From 1944–1952 approximately 100,000 Lithuanians participated in partisan fights against the Soviet system and the Red Army. More than twenty thousand partisans ("forest brothers") were killed in those battles and many more were arrested and deported to Siberian GULAGs. Lithuanian historians view this period as a war of independence against the Soviet Union.

During the Soviet and Nazi occupations between 1940 and 1944, Lithuania lost over 780,000 residents. Among them were around 190,000 Lithuanian Jews (91% of the pre-WWII Jewish community), one of the highest total mortality rates of the Holocaust. An estimated 120,000 to 300,000 were killed by Soviets or exiled to Siberia, while others had been sent to German forced labour camps or chose to emigrate to western countries.

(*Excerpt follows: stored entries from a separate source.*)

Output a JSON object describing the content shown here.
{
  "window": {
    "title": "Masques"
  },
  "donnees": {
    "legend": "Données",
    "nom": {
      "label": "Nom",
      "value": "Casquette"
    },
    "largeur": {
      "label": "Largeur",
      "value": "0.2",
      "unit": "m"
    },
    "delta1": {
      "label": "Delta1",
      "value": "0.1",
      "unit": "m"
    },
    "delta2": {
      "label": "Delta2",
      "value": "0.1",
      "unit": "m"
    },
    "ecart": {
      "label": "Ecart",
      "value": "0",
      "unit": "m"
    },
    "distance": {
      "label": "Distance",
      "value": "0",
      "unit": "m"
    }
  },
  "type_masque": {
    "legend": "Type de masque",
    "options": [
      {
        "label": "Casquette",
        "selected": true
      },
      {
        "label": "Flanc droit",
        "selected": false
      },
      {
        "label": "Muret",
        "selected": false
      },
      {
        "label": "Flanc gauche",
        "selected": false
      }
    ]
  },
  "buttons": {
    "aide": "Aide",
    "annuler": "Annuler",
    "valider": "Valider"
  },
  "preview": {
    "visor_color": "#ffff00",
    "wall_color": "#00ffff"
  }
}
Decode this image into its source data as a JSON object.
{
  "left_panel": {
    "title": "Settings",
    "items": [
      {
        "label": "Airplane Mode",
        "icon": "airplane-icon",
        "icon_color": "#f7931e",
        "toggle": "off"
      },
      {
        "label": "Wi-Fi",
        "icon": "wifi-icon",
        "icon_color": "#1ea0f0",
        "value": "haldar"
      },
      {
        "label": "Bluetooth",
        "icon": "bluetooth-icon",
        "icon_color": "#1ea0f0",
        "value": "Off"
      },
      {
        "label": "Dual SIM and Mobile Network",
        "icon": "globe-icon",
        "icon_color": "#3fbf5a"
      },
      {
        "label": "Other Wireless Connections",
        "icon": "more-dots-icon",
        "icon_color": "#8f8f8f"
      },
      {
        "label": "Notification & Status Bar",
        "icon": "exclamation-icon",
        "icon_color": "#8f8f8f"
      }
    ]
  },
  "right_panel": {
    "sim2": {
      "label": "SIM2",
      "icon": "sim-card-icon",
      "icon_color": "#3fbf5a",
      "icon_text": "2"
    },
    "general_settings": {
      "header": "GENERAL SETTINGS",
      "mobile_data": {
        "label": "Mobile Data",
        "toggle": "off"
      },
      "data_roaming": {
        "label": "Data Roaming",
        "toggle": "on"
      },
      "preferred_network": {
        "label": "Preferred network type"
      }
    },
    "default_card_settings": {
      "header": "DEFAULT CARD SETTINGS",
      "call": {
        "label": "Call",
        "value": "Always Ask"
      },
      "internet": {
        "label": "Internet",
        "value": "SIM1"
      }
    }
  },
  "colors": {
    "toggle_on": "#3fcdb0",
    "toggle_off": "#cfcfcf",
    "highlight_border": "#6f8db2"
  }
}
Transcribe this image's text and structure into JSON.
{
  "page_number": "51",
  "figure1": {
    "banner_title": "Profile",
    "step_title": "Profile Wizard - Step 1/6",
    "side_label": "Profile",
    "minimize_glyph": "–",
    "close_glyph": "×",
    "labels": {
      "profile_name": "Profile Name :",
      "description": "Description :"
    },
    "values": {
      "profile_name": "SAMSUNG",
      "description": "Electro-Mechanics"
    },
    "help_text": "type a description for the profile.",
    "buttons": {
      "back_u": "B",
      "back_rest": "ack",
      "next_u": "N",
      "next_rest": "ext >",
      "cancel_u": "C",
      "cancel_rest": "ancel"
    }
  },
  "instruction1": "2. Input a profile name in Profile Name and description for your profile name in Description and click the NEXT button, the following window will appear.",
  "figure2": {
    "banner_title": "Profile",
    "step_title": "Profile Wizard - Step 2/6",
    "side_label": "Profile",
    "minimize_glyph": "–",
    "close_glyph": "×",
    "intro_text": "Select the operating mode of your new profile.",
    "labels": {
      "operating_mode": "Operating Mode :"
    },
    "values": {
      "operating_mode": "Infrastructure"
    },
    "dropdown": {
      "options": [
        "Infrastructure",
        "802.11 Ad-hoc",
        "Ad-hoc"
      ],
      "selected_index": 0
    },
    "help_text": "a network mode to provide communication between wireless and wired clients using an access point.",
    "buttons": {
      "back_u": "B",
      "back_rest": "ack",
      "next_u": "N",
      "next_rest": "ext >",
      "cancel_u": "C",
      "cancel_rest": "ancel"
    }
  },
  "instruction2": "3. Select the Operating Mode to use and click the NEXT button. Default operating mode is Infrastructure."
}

Forty-six years of Soviet occupation ended with the advent of perestroika and glasnost in the late 1980s. Lithuania, led by Sąjūdis, an anti-communist and anti-Soviet independence movement, proclaimed its renewed independence on March 11, 1990. Lithuania was the first Soviet republic to do so, though Soviet forces unsuccessfully tried to suppress this secession. The Red Army attacked the Vilnius TV Tower on the night of January 13, 1991, an act that resulted in the death of 13 Lithuanian civilians. The last Red Army troops left Lithuania on August 31, 1993 — even earlier than they departed from East Germany.

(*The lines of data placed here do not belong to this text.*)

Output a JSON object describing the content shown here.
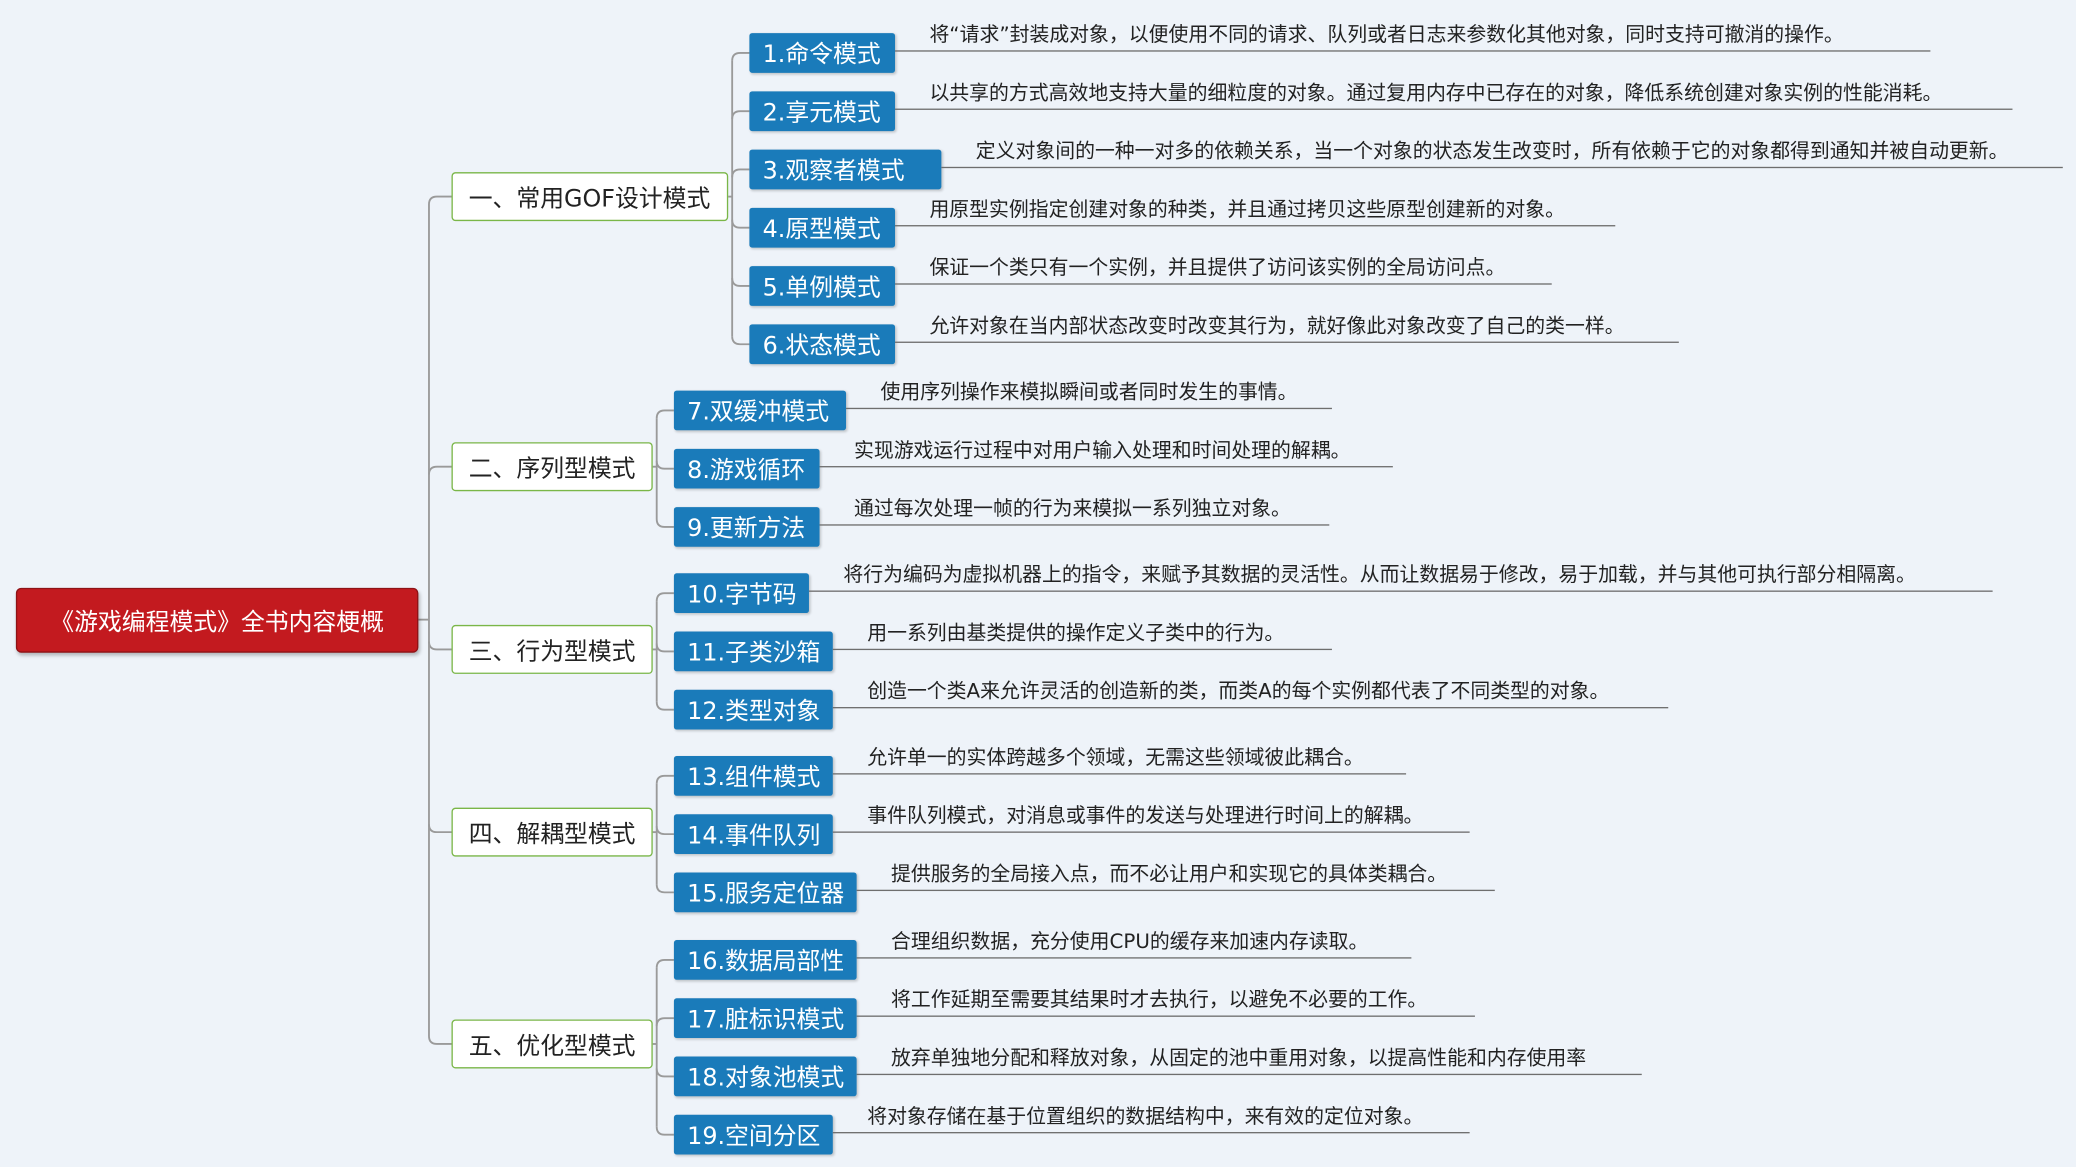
{
  "root": {
    "title": "《游戏编程模式》全书内容梗概"
  },
  "colors": {
    "background": "#EEF3F9",
    "root": "#C31A1F",
    "pattern": "#1A7BBA",
    "category_border": "#7AB648",
    "connector": "#9A9A9A"
  },
  "categories": [
    {
      "label": "一、常用GOF设计模式",
      "patterns": [
        {
          "label": "1.命令模式",
          "desc": "将“请求”封装成对象，以便使用不同的请求、队列或者日志来参数化其他对象，同时支持可撤消的操作。"
        },
        {
          "label": "2.享元模式",
          "desc": "以共享的方式高效地支持大量的细粒度的对象。通过复用内存中已存在的对象，降低系统创建对象实例的性能消耗。"
        },
        {
          "label": "3.观察者模式",
          "desc": "定义对象间的一种一对多的依赖关系，当一个对象的状态发生改变时，所有依赖于它的对象都得到通知并被自动更新。"
        },
        {
          "label": "4.原型模式",
          "desc": "用原型实例指定创建对象的种类，并且通过拷贝这些原型创建新的对象。"
        },
        {
          "label": "5.单例模式",
          "desc": "保证一个类只有一个实例，并且提供了访问该实例的全局访问点。"
        },
        {
          "label": "6.状态模式",
          "desc": "允许对象在当内部状态改变时改变其行为，就好像此对象改变了自己的类一样。"
        }
      ]
    },
    {
      "label": "二、序列型模式",
      "patterns": [
        {
          "label": "7.双缓冲模式",
          "desc": "使用序列操作来模拟瞬间或者同时发生的事情。"
        },
        {
          "label": "8.游戏循环",
          "desc": "实现游戏运行过程中对用户输入处理和时间处理的解耦。"
        },
        {
          "label": "9.更新方法",
          "desc": "通过每次处理一帧的行为来模拟一系列独立对象。"
        }
      ]
    },
    {
      "label": "三、行为型模式",
      "patterns": [
        {
          "label": "10.字节码",
          "desc": "将行为编码为虚拟机器上的指令，来赋予其数据的灵活性。从而让数据易于修改，易于加载，并与其他可执行部分相隔离。"
        },
        {
          "label": "11.子类沙箱",
          "desc": "用一系列由基类提供的操作定义子类中的行为。"
        },
        {
          "label": "12.类型对象",
          "desc": "创造一个类A来允许灵活的创造新的类，而类A的每个实例都代表了不同类型的对象。"
        }
      ]
    },
    {
      "label": "四、解耦型模式",
      "patterns": [
        {
          "label": "13.组件模式",
          "desc": "允许单一的实体跨越多个领域，无需这些领域彼此耦合。"
        },
        {
          "label": "14.事件队列",
          "desc": "事件队列模式，对消息或事件的发送与处理进行时间上的解耦。"
        },
        {
          "label": "15.服务定位器",
          "desc": "提供服务的全局接入点，而不必让用户和实现它的具体类耦合。"
        }
      ]
    },
    {
      "label": "五、优化型模式",
      "patterns": [
        {
          "label": "16.数据局部性",
          "desc": "合理组织数据，充分使用CPU的缓存来加速内存读取。"
        },
        {
          "label": "17.脏标识模式",
          "desc": "将工作延期至需要其结果时才去执行，以避免不必要的工作。"
        },
        {
          "label": "18.对象池模式",
          "desc": "放弃单独地分配和释放对象，从固定的池中重用对象，以提高性能和内存使用率"
        },
        {
          "label": "19.空间分区",
          "desc": "将对象存储在基于位置组织的数据结构中，来有效的定位对象。"
        }
      ]
    }
  ]
}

On February 4, 1991, Iceland became the first country to recognize Lithuanian independence. Sweden was the first to open an embassy in the country. The United States of America never recognized the Soviet claim to Lithuania, Latvia and Estonia. Russia currently refuses to recognize the occupation of Lithuania, claiming that Lithuanians decided to join the Soviet Union voluntarily, although Russia signed a treaty with Lithuania prior to the disintegration of the USSR which acknowledged Lithuania's forced loss of sovereignty at the hands of the Soviets, thereby recognizing the occupation.

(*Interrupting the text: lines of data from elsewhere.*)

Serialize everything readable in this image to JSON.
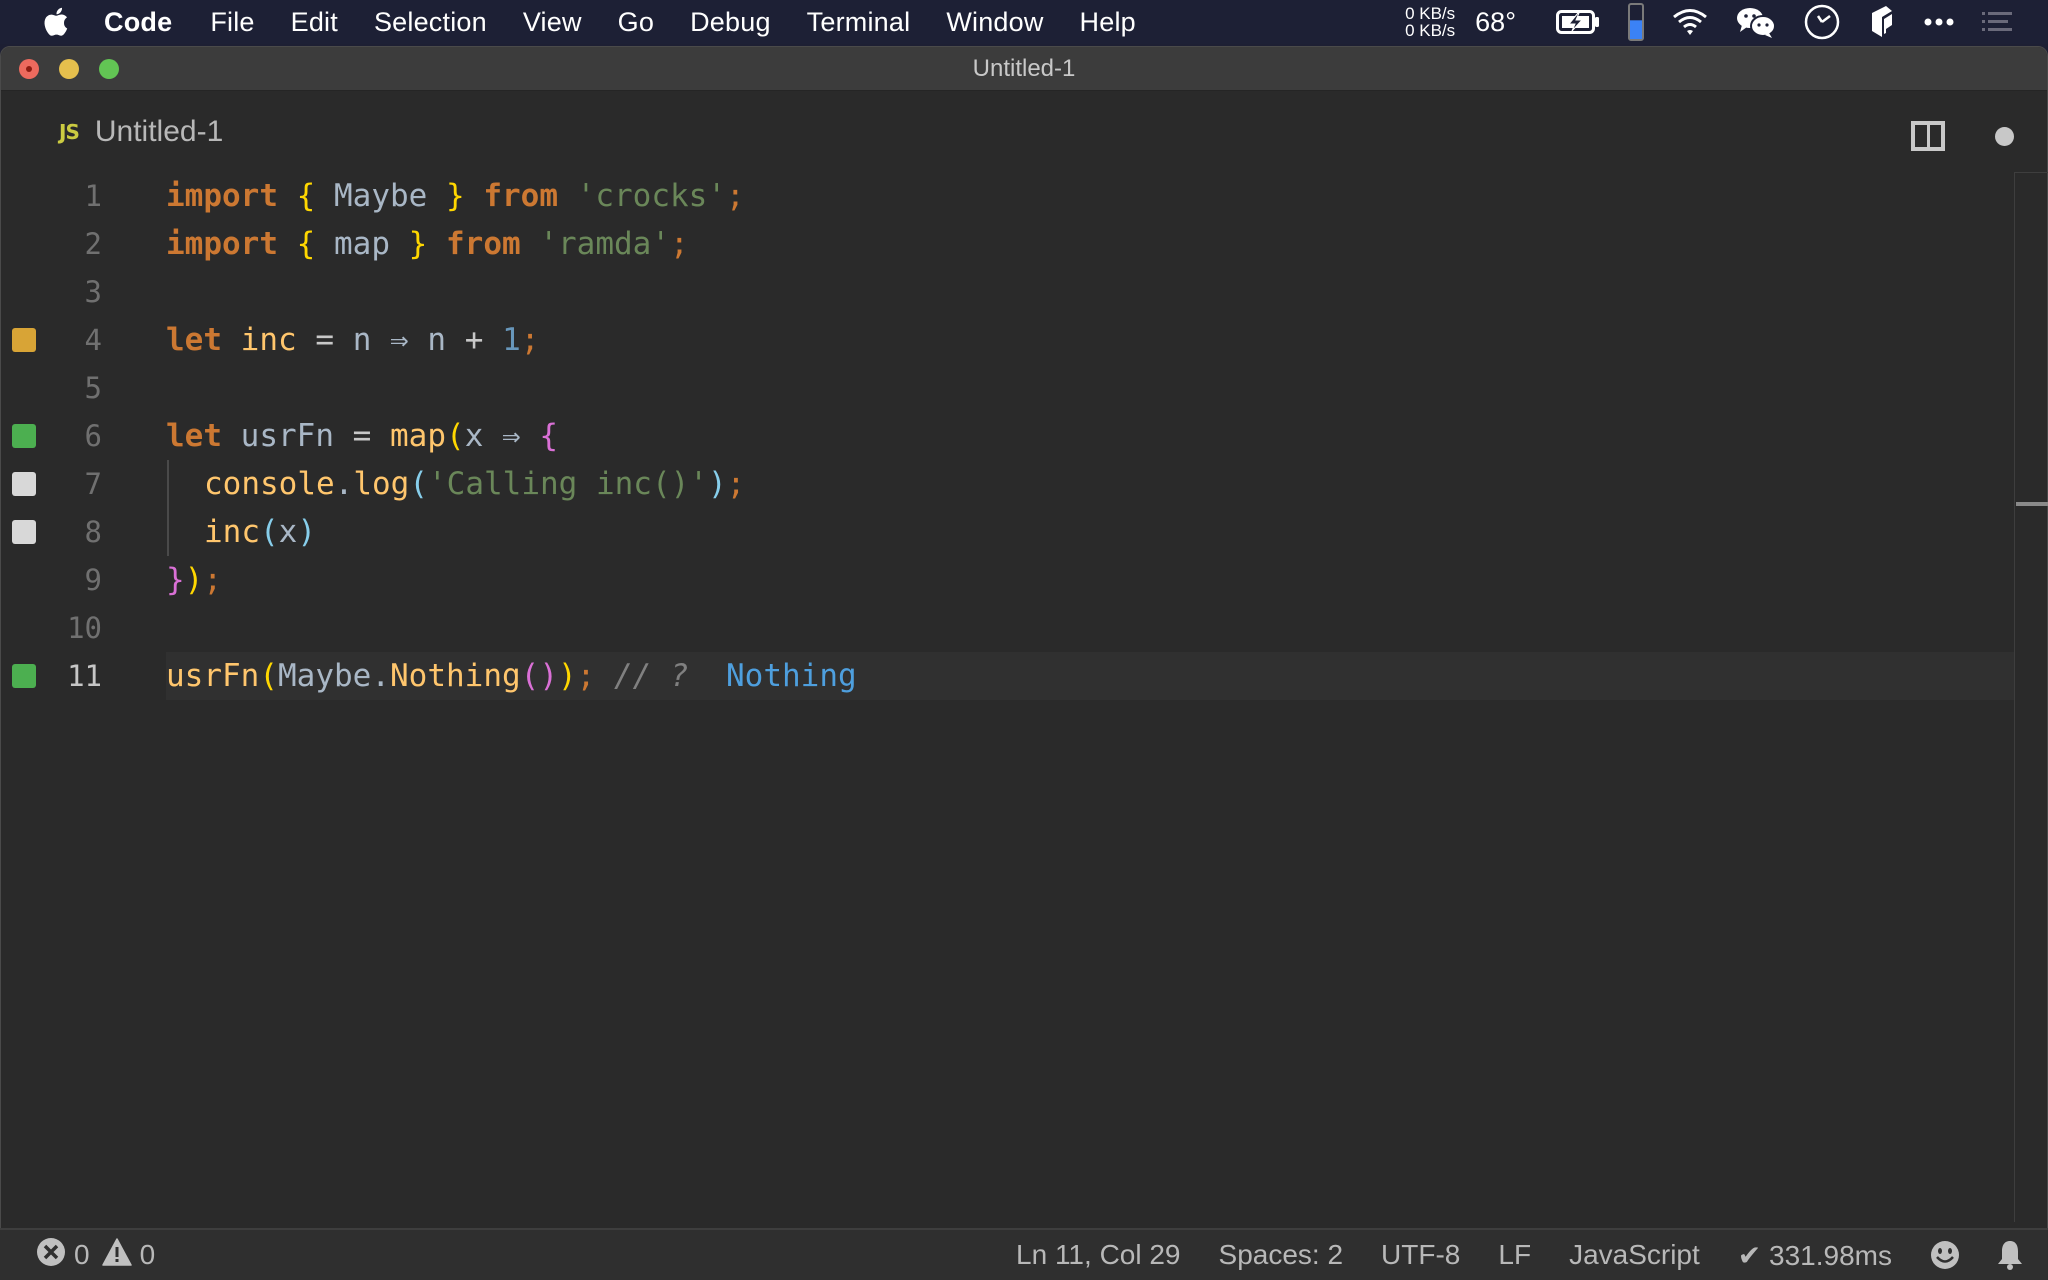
{
  "menubar": {
    "app_name": "Code",
    "items": [
      "File",
      "Edit",
      "Selection",
      "View",
      "Go",
      "Debug",
      "Terminal",
      "Window",
      "Help"
    ],
    "net_up": "0 KB/s",
    "net_down": "0 KB/s",
    "temperature": "68°",
    "tray_icons": [
      "battery-charging-icon",
      "memory-gauge-icon",
      "wifi-icon",
      "wechat-icon",
      "clock-icon",
      "app-cube-icon",
      "more-icon",
      "list-icon"
    ],
    "memory_fill_percent": 55
  },
  "window": {
    "title": "Untitled-1"
  },
  "tab": {
    "language_badge": "JS",
    "label": "Untitled-1",
    "dirty": true
  },
  "editor": {
    "lines": [
      {
        "n": "1",
        "marker": null
      },
      {
        "n": "2",
        "marker": null
      },
      {
        "n": "3",
        "marker": null
      },
      {
        "n": "4",
        "marker": "yellow"
      },
      {
        "n": "5",
        "marker": null
      },
      {
        "n": "6",
        "marker": "green"
      },
      {
        "n": "7",
        "marker": "grey"
      },
      {
        "n": "8",
        "marker": "grey"
      },
      {
        "n": "9",
        "marker": null
      },
      {
        "n": "10",
        "marker": null
      },
      {
        "n": "11",
        "marker": "green"
      }
    ],
    "tokens": {
      "l1": [
        "import",
        "{",
        "Maybe",
        "}",
        "from",
        "'crocks'",
        ";"
      ],
      "l2": [
        "import",
        "{",
        "map",
        "}",
        "from",
        "'ramda'",
        ";"
      ],
      "l4": [
        "let",
        "inc",
        "=",
        "n",
        "⇒",
        "n",
        "+",
        "1",
        ";"
      ],
      "l6": [
        "let",
        "usrFn",
        "=",
        "map",
        "(",
        "x",
        "⇒",
        "{"
      ],
      "l7": [
        "console",
        ".",
        "log",
        "(",
        "'Calling inc()'",
        ")",
        ";"
      ],
      "l8": [
        "inc",
        "(",
        "x",
        ")"
      ],
      "l9": [
        "}",
        ")",
        ";"
      ],
      "l11": [
        "usrFn",
        "(",
        "Maybe",
        ".",
        "Nothing",
        "(",
        ")",
        ")",
        ";",
        "// ?",
        "Nothing"
      ]
    },
    "current_line": 11
  },
  "statusbar": {
    "errors": "0",
    "warnings": "0",
    "cursor": "Ln 11, Col 29",
    "indent": "Spaces: 2",
    "encoding": "UTF-8",
    "eol": "LF",
    "language": "JavaScript",
    "timing": "✔ 331.98ms"
  },
  "colors": {
    "keyword": "#cc7832",
    "string": "#6a8759",
    "number": "#6897bb",
    "function": "#ffc66d",
    "bracket_1": "#ffd700",
    "bracket_2": "#da70d6",
    "bracket_3": "#87ceeb",
    "result": "#4e9fde",
    "marker_yellow": "#d8a436",
    "marker_green": "#4caf50",
    "marker_grey": "#d8d8d8"
  }
}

Lithuania joined the United Nations on September 17, 1991, and on May 31, 2001, it became the 141st member of the World Trade Organization. Since 1988, Lithuania has sought closer ties with the West, and so on January 4, 1994, it became the first of the Baltic states to apply for NATO membership. On March 29, 2004, it became a NATO member, and on May 1, 2004, Lithuania joined the European Union.

NATIONAL HOLIDAYS

1 Jan New Year's Day.
16 Feb Restoration of the State Day (1918).
11 Mar Restoration of Independence Day (1990). 
10-13 Apr Easter.
1 May International Labour Day. 
3 May Mothers' Day.
24 Jun Jonines (St John's Day/Midsummer's Day).
6 Jul Anniversary of the Coronation of King Mindaugas.
15 Aug Assumption Day.
1 Nov All Saints' Day.
25 Dec Christmas Day.
26 Dec Boxing Day.

POPULATION

The population of Lithuania in 2003 was estimated by the United Nations at 3,444,000, which placed it as number 125 in population among the 193 nations of the world. In that year approximately 14% of the population was over 65 years of age, with another 19% of the population under 15 years of age. There were 87 males for every 100 females in the country in 2003. According to the UN, the annual population growth rate for 2000–2005 is -0.58%, with the projected population for the year 2015 at 3,222,000. The population density in 2002 was 53 per sq km (138 per sq mi).

It was estimated by the Population Reference Bureau that 68% of the population lived in urban areas in 2001. The capital city, Vilnius, had a population of 579,000 in that year. Other large cities include Kaunas and Klaipeda. According to the United Nations, the urban population growth rate for 2000–2005 was -0.1%.

TECHNICAL SPECIFICATIONS

Capital: VILNIUS
Population: about 3,450,000.
Area: 65,300 km2
Time zone: +1 h compared to Italy, same time when Italy have daylight saving time.
Languages: Lithuanian, Russian. They are widespread and English, especially in the coastal zone, German.
Religion: Predominantly Catholic (80%); important even the presence of Orthodox and Protestants.
Currency: The local currency is the Litas (LTL), plural Litai, easily convertible with the Euro and the U.S. dollar.